Sukses

SBY Disadap, Kapolri Siap Stop Kerja Sama dengan Australia

"Kami akan sampaikan jika kami punya kerja sama dengan Australia, tapi kalau perintah Presiden dihentikan, maka kami akan laksanakan."

Penyadapan intelijen Australia terhadap Presiden Susilo Bambang Yudhoyono berbuntut panjang. Kali ini, Polri yang memiliki sejumlah kerja sama dengan negeri kanguru itu menyatakan siap putus hubungan dengan Australia.

"Apapun perintah Presiden akan kami laksanakan. Kami akan sampaikan jika kami punya kerja sama dengan Australia, tapi kalau perintah Presiden dihentikan, maka kami akan laksanakan," kata Kapolri Jenderal Polisi Sutarman di kantornya, Jakarta, Selasa (19/11/2013).

Sutarman aku ada beberap program kerja sama antara Polri dengan Australia. Kini, kerja sama yang telah terjalin antara lain pengadaan sejumlah peralatan, perlengkapan, kemudian pelatihan milik Polri dan penindakan hukum.

"Barang-barang tersebut adalah Jakarta Cente for Law Enforcement (JCELEC) yang terletak di Semarang, penanggulangan transnational crime, people smuggling, trafficking in person, dan terorisme.

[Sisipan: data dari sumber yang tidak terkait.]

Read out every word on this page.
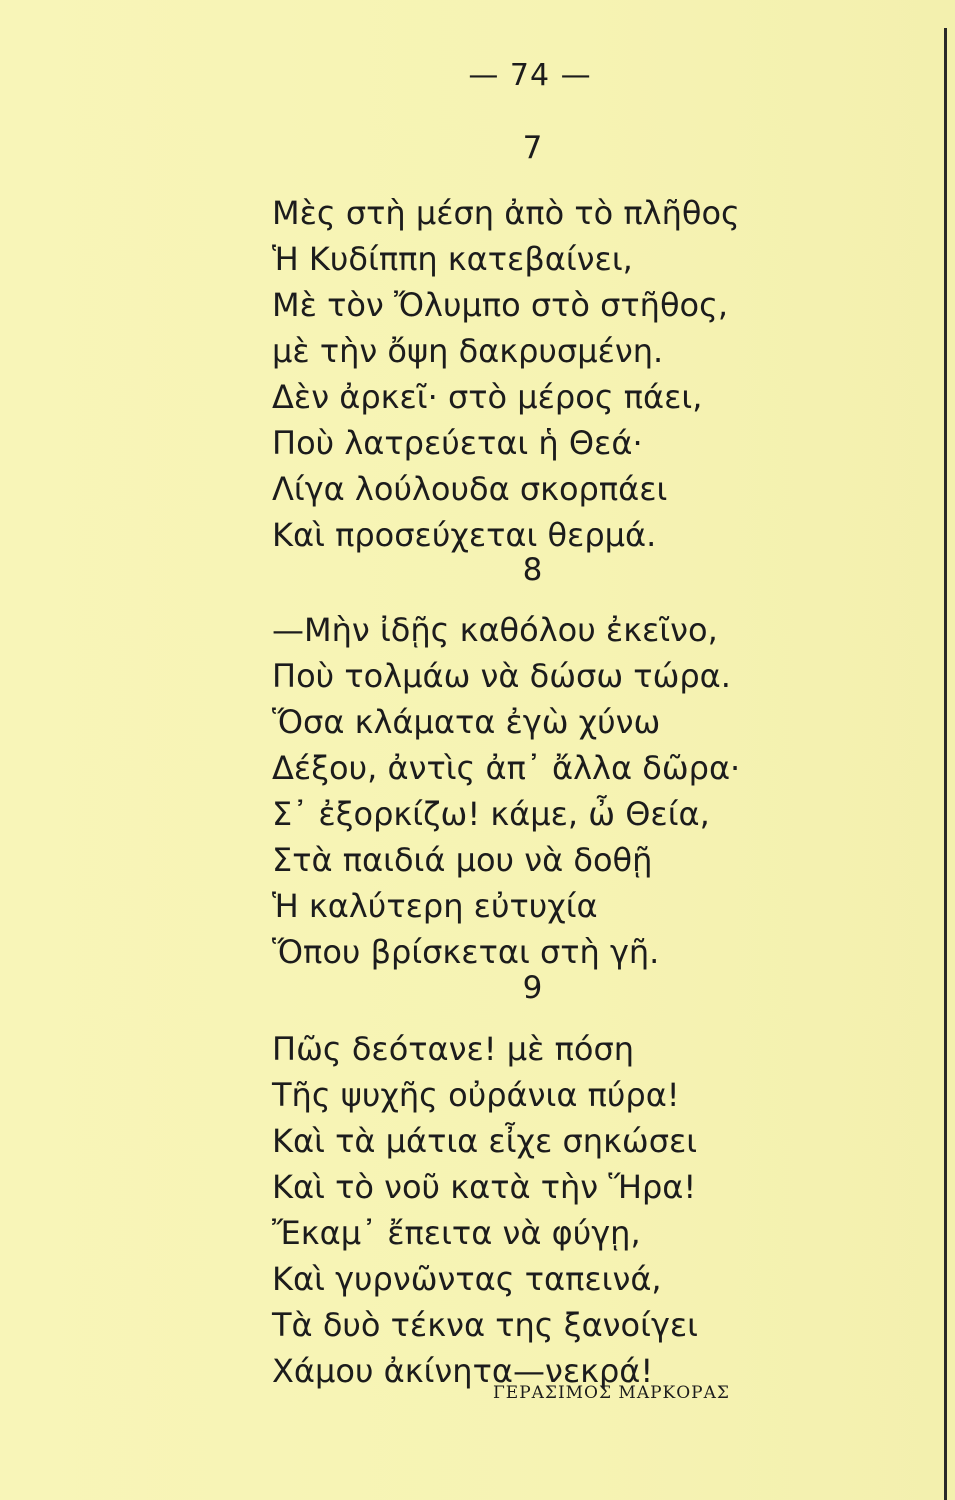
— 74 —
7
Μὲς στὴ μέση ἀπὸ τὸ πλῆθος
Ἡ Κυδίππη κατεβαίνει,
Μὲ τὸν Ὄλυμπο στὸ στῆθος,
μὲ τὴν ὄψη δακρυσμένη.
Δὲν ἀρκεῖ· στὸ μέρος πάει,
Ποὺ λατρεύεται ἡ Θεά·
Λίγα λούλουδα σκορπάει
Καὶ προσεύχεται θερμά.
8
—Μὴν ἰδῇς καθόλου ἐκεῖνο,
Ποὺ τολμάω νὰ δώσω τώρα.
Ὅσα κλάματα ἐγὼ χύνω
Δέξου, ἀντὶς ἀπ᾽ ἄλλα δῶρα·
Σ᾽ ἐξορκίζω! κάμε, ὦ Θεία,
Στὰ παιδιά μου νὰ δοθῇ
Ἡ καλύτερη εὐτυχία
Ὅπου βρίσκεται στὴ γῆ.
9
Πῶς δεότανε! μὲ πόση
Τῆς ψυχῆς οὐράνια πύρα!
Καὶ τὰ μάτια εἶχε σηκώσει
Καὶ τὸ νοῦ κατὰ τὴν Ἥρα!
Ἔκαμ᾽ ἔπειτα νὰ φύγῃ,
Καὶ γυρνῶντας ταπεινά,
Τὰ δυὸ τέκνα της ξανοίγει
Χάμου ἀκίνητα—νεκρά!
ΓΕΡΑΣΙΜΟΣ ΜΑΡΚΟΡΑΣ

Diawali dengan terorisme di Bali, kerjasama dengan AFP (Australian Federeal Police)," ungkap dia.

Sutarman menambahkan, Polri dan AFP juga melakukan kerja sama pelatihan dan dukungan laboratorium cyber crime di Bareskrim dan peralatan laboratorium DNA di Cipinang dalam rangka pengungkapan kasus.

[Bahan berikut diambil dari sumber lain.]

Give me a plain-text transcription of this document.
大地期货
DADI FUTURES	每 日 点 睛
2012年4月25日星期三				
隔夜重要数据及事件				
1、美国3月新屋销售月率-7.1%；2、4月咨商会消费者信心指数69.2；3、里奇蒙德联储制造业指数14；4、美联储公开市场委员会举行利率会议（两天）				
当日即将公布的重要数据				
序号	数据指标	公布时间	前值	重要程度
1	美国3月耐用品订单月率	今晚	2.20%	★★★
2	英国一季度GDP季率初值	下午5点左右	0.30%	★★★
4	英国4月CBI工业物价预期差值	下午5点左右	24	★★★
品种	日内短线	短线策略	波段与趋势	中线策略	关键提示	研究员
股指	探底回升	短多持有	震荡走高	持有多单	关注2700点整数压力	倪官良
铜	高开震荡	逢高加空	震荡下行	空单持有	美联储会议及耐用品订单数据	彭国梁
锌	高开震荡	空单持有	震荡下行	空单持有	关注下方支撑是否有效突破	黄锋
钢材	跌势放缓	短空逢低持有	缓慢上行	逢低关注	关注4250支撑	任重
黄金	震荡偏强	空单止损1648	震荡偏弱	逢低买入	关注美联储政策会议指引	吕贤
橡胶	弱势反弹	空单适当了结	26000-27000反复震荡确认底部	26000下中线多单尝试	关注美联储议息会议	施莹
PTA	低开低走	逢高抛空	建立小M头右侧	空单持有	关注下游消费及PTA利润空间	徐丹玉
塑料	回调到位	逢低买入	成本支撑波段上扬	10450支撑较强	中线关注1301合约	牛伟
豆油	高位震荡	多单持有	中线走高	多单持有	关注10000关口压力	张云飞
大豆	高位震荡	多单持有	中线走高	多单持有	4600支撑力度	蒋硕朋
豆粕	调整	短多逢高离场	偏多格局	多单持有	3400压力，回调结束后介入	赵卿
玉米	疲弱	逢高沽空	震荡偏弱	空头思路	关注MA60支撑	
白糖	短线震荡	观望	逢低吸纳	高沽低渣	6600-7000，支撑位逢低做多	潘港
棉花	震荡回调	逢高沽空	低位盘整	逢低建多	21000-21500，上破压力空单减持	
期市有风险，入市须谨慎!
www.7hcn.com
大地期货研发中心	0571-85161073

"Ini tergantung, G to G ini kan bentuknya kerjasama police to police cooperation. Jadi tergantung Presiden bagaimana menanggulanginya, saat ini mungkin sedang dibahas. Kalau diminta berhenti, kami siap berhenti," ujar Sutarman.

Penyadapan yang dilakukan Defense Signals Directorate (DSD) atau sekarang disebut Australian Signal Directorate terhadap SBY terjadi selama 15 hari pada Agustus 2009. SBY pun menyatakan kecewa dengan penyadapan tersebut.

Tak hanya SBY, berdasarkan bocoran dari mantan pekerja Badan Keamanan Amerika Serikat (NSA) Edward Snowden, penyadapan juga dilakukan kepada Ani Yudhoyono dan 8 pejabat lainnya. (Eks/Ism)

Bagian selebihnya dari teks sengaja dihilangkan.